A study shows that the proportion of vacant offices in the city center is steadily increasing. At the current 15.8%, the office availability rate could increase to 21%.
Posted at 6am yesterday
At worst, reducing the city center’s attractiveness to workers in service firms will help empty the equivalent of 11 skyscrapers like Place Ville Marie, according to a document released Friday midday by the Board of Trade of Metropolitan Montreal.
This study complements the previous one of February 25, which focused on new forms of work and consumption organization in the inner city. The one that has just been published deals more specifically with the administration of surplus offices.
Thus, without accounting for other factors, downtown would have 1.07 million square meters (or 11.4 million square feet) of excess office space.
Older office buildings in particular, so-called B and C categories, will suffer as a result.

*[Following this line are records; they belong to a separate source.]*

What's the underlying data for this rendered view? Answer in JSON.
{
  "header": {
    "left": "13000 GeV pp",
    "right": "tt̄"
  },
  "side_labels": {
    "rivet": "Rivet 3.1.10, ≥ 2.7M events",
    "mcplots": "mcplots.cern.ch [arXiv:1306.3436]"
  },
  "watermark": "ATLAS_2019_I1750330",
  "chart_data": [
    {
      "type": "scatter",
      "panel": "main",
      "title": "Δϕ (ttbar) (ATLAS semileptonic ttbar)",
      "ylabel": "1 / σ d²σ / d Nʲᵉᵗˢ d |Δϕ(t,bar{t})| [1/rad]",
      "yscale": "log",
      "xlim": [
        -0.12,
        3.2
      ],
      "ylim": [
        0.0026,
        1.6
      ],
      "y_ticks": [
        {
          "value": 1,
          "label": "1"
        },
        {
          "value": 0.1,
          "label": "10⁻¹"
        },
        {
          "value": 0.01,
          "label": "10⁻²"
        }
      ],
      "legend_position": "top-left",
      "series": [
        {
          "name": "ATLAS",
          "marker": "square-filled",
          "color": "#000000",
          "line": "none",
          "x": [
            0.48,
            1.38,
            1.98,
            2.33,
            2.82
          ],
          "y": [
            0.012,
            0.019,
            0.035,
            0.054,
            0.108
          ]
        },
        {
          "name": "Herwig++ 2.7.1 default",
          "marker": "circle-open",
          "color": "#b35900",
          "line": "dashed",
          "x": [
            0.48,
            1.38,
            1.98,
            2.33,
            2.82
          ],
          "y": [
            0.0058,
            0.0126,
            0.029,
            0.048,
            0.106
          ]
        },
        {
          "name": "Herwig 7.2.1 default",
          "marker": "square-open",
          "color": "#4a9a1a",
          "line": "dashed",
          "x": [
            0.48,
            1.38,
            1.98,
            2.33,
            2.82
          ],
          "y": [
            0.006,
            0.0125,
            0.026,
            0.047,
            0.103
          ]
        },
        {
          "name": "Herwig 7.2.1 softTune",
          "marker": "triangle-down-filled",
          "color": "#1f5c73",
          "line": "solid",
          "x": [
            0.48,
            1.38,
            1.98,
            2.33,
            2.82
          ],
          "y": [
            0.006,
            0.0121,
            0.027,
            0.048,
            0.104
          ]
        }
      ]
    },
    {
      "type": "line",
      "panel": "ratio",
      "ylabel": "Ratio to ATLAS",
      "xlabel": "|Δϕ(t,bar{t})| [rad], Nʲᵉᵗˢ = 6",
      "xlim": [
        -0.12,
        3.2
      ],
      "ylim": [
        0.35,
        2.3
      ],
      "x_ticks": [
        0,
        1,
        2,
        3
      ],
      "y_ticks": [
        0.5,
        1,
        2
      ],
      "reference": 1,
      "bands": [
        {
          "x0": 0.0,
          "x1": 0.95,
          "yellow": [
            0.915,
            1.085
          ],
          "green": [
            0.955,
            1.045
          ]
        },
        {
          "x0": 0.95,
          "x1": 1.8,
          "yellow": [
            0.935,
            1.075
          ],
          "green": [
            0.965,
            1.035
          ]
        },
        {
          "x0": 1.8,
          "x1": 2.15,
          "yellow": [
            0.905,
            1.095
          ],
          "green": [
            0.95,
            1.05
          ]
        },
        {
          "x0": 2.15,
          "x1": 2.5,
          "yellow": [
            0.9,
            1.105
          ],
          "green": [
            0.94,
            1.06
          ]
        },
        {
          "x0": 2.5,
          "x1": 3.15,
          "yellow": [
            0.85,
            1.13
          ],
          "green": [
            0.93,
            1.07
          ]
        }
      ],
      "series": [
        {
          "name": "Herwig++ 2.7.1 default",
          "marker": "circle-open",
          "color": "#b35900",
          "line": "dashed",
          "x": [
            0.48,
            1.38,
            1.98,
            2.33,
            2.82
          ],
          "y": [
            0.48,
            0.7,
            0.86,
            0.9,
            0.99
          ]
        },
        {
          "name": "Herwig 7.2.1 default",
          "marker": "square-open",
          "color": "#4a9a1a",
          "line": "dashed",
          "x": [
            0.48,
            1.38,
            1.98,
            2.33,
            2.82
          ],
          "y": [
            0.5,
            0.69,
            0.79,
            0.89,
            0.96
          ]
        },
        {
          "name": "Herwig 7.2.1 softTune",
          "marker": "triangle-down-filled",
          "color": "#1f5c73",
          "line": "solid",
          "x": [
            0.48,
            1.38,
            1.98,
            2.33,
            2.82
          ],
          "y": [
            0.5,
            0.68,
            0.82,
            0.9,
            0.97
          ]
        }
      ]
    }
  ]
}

But the Chamber of Commerce believes the reality will be less dramatic as Montreal attracts foreign investment and some of the downtown businesses grow.
Since 2020, Montreal International has attracted 97 downtown investment projects employing 10,000 people, its CEO Stéphane Paquet points out. Three-quarters of the projects concern information technology and video game companies. The big newcomers include AppDirect (400 positions), Behavox (325 positions) and Phoenix Labs (250 positions).
Downtown must remain attractive to young tech shooters if we want offices to fill up.
“In the past, the city center was expensive and seemed outdated in the eyes of the techno workers who preferred Mile-Ex,” Michel Leblanc, the chamber of commerce’s president and chief executive officer, told a crowd. What has changed since then [le début de la pandémie de COVID-19]is the availability of downtown offices and the settlement of players such as Google [sur l’avenue Viger Ouest], it hits the mind. »
The Board of Trade of Metropolitan Montreal wants to get involved and offers Espaces et vie, a virtual marketplace facilitating collaboration between companies with excess office space and companies looking for office space, especially SMEs and young people. The aim is to “expand the competitive advantages of the city center such as prestige and accessibility by public transport and to revitalize jobs,” says the study.
shock on demand
The office market in the city center is suffering because it is being hit from two sides.
First, the popularity of teleworking is impacting demand for office space. “By 2022, the introduction of hybrid working models will reduce the number of workers present in the city center every day by 19 to 25%,” says the document, whose observations are based in particular on a survey of 255 start-ups and SMEs.
The potential shock to office demand is likely to be spread over time, with around 7% of leases expiring each year, it notes.
Downtown, new office towers will be delivered during the same period, adding a total of 147,000 square meters (or 1.58 million square feet) to the inventory. Think, among other things, of the new headquarters of the National Bank.
In the first quarter, large companies did not hesitate to re-let large areas, the real estate agency CBRE states in its current report on the market situation in the city centre. Laurentian Bank, increasingly managed out of Toronto, has released 10,800 sqm (or 116,000 sq ft) at 1360 René-Lévesque Boulevard West for sublease. Another example: Ottawa-based Shopify subleases 5,760 sqm (or 62,000 sq ft) of office space at 525 Viger Avenue West.